Wg. Zinsen Verstoß gegen Neutralitätsgrundsatz: Folge wäre ein Verstoß gegen den Grundsatz der Neutralität der Mehrwertsteuer, der für den EuGH ein tragendes Prinzip seiner Rechtsprechung darstellt. Ob die Neutralität der Mehrwertsteuer gewährleistet ist oder nicht, beurteilt der EuGH immer im Rahmen einer Gesamtbetrachtung. Unter dem Strich müssen sich Steuerschuld und Vorsteuerabzug ausgleichen, auch wenn sie verschiedene Steuerpflichtige betreffen. Der Verstoß gegen die Neutralität muss sich auch nicht zwingend aus der Steuer selbst ergeben. Es reicht vielmehr aus, dass die Verzinsung dem Gleichlauf von Steuerschuld und Vorsteuerabzug entgegensteht.[14]

Feststellungen des EuGH: Letzteres hat der EuGH u.a. in seiner Senatex-Entscheidung relativ deutlich klargestellt. Hierin war einer der tragenden Gründe für die Anerkennung der Rückwirkung der Rechnungsberichtigung für Zwecke des Vorsteuerabzugs, dass der Leistungsempfänger bei einer Nichtanerkennung der rückwirkenden Korrektur zur Zahlung von Nachzahlungszinsen verpflichtet wäre, "obwohl der Mitgliedstaat keine Einbuße an Steuern erleidet, da das Umsatzsteueraufkommen im Ergebnis gleichbleibt".[15]

[12] Obwohl der Wortlaut des UStG ein anderes Verständnis nahelegt; vgl. unten III.3.
[13] Bei den vorliegenden Ausführungen wird stets vorausgesetzt, dass keine betrügerischen Absichten bei den Beteiligten vorliegen.

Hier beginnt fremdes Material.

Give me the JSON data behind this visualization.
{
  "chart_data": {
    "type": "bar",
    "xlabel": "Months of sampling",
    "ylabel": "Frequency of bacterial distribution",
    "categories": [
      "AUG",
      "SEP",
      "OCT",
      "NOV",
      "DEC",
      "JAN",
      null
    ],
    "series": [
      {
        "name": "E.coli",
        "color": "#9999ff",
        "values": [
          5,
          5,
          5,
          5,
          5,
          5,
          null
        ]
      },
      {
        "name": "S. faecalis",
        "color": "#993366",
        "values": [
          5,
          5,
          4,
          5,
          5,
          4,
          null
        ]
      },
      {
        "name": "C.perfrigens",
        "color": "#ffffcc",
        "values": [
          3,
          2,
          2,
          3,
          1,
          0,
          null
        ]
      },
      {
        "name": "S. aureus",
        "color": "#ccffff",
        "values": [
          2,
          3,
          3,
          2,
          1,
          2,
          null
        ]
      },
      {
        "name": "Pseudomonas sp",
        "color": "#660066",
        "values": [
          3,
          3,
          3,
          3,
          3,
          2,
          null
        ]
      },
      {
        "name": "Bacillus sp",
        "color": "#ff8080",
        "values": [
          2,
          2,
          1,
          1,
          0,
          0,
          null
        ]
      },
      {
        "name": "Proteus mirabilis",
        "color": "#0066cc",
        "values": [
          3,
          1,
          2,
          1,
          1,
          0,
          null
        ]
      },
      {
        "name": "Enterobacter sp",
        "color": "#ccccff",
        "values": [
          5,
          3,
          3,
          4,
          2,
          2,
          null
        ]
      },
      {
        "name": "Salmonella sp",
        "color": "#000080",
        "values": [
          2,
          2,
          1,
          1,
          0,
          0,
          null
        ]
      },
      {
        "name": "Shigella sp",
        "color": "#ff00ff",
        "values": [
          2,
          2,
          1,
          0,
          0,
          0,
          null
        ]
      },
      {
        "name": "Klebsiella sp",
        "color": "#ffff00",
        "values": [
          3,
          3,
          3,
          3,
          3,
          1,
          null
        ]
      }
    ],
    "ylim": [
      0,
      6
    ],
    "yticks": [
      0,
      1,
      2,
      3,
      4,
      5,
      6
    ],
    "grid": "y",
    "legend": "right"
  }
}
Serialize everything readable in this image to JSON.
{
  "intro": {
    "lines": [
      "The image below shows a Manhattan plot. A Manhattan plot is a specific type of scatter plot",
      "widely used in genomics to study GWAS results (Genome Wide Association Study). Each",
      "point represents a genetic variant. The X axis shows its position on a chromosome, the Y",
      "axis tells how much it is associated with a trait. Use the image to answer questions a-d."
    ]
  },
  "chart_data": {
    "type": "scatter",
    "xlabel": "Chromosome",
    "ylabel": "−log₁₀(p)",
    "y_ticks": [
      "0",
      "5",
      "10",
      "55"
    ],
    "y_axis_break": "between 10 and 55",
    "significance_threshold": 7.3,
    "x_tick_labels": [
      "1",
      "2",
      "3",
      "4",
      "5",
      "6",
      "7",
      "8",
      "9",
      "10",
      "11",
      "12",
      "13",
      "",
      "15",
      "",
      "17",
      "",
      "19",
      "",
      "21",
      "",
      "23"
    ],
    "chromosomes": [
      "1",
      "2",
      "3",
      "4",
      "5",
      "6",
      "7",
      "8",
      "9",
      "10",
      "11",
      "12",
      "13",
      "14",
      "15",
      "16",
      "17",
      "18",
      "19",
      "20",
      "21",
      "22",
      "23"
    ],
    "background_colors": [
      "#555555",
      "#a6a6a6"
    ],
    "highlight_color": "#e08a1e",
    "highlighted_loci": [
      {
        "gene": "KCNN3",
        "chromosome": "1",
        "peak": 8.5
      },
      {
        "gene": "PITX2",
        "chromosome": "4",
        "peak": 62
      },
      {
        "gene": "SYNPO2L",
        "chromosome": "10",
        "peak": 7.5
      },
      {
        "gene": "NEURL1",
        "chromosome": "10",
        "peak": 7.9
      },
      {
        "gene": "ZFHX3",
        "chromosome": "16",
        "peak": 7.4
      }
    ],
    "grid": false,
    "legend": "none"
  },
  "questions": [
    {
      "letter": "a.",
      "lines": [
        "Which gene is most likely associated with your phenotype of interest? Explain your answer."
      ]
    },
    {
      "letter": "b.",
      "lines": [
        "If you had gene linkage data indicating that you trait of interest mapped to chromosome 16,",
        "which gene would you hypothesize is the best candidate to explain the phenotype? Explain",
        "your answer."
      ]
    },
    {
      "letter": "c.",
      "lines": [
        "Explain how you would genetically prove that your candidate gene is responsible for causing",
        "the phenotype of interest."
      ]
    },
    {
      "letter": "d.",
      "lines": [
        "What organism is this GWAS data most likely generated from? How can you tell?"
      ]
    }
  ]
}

Liegt Missbrauch oder Betrug vor, gelten andere Grundsätze.
[14] Zu diesem Gleichlauf vgl. auch EuGH, Schlussanträge der GAin Kokott v. 30.11.2017 – C-8/17 – Biosafe, UR 2018, 399 Rz. 61 und 65.
[15] EuGH, Schlussanträge des GA Bot v. 17.2.2016 – C-518/14 – Senatex, UR 2016, 800 Rz. 42. S. auch EuGH v. 15.9.2016 – C-518/14 – Senatex, UR 2016, 800 Rz. 41.